We are deeply concerned that the public are actively being primed to accept the Antichrist and his deceptions, with much of the church world falling into this category, either being deceived or doing the deceiving. Misconception about the true ‘gospel message’ plays into this deception. Most Christians are being taught to say “Lord, Lord” but they are not being taught about Jesus’ instructions, either in theory or in practice. (Luke 6:46-49) For example, Jesus instructs us to sell our possessions and give the proceeds to the poor (Luke 12:33); to share the message with others (Matthew 28:19-20); and to trust that God will look after us each day. (Matthew 6:25-34) What better preparation is there than this, both for the times in which we live and for service in Jesus’ Kingdom when he returns?
Over the years, members of our community have distributed materials focusing on different aspects of the message. More recently, we have felt led to give out material (like our film, ‘The Mark’, and the book, ‘Not For Everyone’) for two main reasons: (1) They explore developments happening before our eyes in order to help make people aware; and (2) They point to Christ’s solution of living-by-faith in order to help people prepare. We continue to witness a serious ‘gap in the market’, with many churches preaching about ‘love’, forgiveness, the sinner’s prayer, health and wealth, signs and wonders etc., but with very few churches teaching people to follow Jesus’ example, especially when it challenges the status quo.
World developments reveal that we are on the threshold of the most challenging period of human history the world will ever see. If we are about to be thrown into a war zone, going into denial is not going to help anyone. What is needed, is clear vision and thorough preparation. More than ever, people need to see love in action as defined by Jesus Christ. This is the true “gospel of the kingdom” which needs to be preached to every living creature before Jesus returns. (Matthew 24:14)
We hope this article has been helpful in working through various doubts and concerns regarding viewing and distributing materials relating to Bible prophecy.
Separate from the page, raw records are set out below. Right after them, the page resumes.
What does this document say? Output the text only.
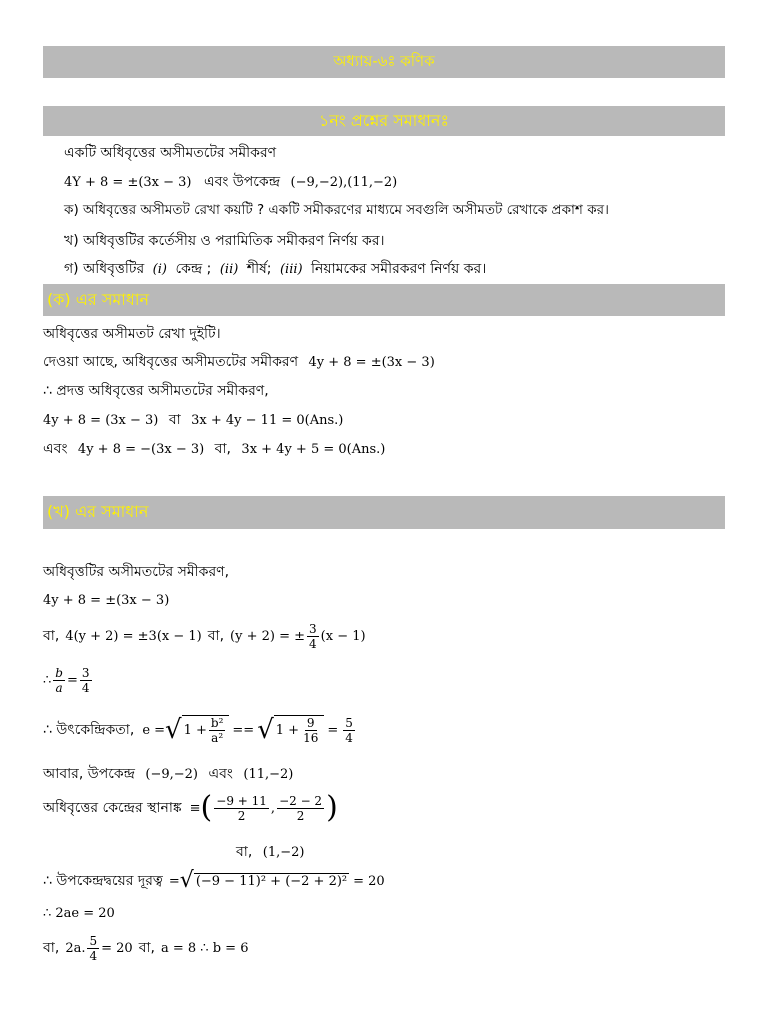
অধ্যায়-৬ঃ কণিক
১নং প্রশ্নের সমাধানঃ
একটি অধিবৃত্তের অসীমতটের সমীকরণ
4Y + 8 = ±(3x − 3) এবং উপকেন্দ্র (−9,−2),(11,−2)
ক) অধিবৃত্তের অসীমতট রেখা কয়টি ? একটি সমীকরণের মাধ্যমে সবগুলি অসীমতট রেখাকে প্রকাশ কর।
খ) অধিবৃত্তটির কর্তেসীয় ও পরামিতিক সমীকরণ নির্ণয় কর।
গ) অধিবৃত্তটির (i) কেন্দ্র ; (ii) শীর্ষ; (iii) নিয়ামকের সমীরকরণ নির্ণয় কর।
(ক) এর সমাধান
অধিবৃত্তের অসীমতট রেখা দুইটি।
দেওয়া আছে, অধিবৃত্তের অসীমতটের সমীকরণ 4y + 8 = ±(3x − 3)
∴ প্রদত্ত অধিবৃত্তের অসীমতটের সমীকরণ,
4y + 8 = (3x − 3) বা 3x + 4y − 11 = 0(Ans.)
এবং 4y + 8 = −(3x − 3) বা, 3x + 4y + 5 = 0(Ans.)
(খ) এর সমাধান
অধিবৃত্তটির অসীমতটের সমীকরণ,
4y + 8 = ±(3x − 3)
বা, 4(y + 2) = ±3(x − 1) বা, (y + 2) = ± $\frac{3}{4} (x - 1)$
∴ $\frac{b}{a} = \frac{3}{4}$
∴ উৎকেন্দ্রিকতা, e = √ $1 + \frac{\text{b²}}{\text{a²}}$ == √ $1 + \frac{9}{16} = \frac{5}{4}$
আবার, উপকেন্দ্র (−9,−2) এবং (11,−2)
অধিবৃত্তের কেন্দ্রের স্থানাঙ্ক ≡ ( $\frac{-9 + 11}{2}$ , $\frac{-2 - 2}{2}$ )
বা, (1,−2)
∴ উপকেন্দ্রদ্বয়ের দূরত্ব = √ (−9 − 11)² + (−2 + 2)² = 20
∴ 2ae = 20
বা, 2a. $\frac{5}{4} = 20$ বা, a = 8 ∴ b = 6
As we have shown, the spirit of prophecy and the teachings of Christ are one and the same. Unfortunately, our experience to date has been that few people seem to appreciate this, resulting in a serious lack of spiritual and practical preparation. In recognising this, we hope readers will consider that God may be leading us to get out there with our message to help re-address this problem. Lastly, we hope that some of you will also be inspired to help with this urgent and important mission while there is still time.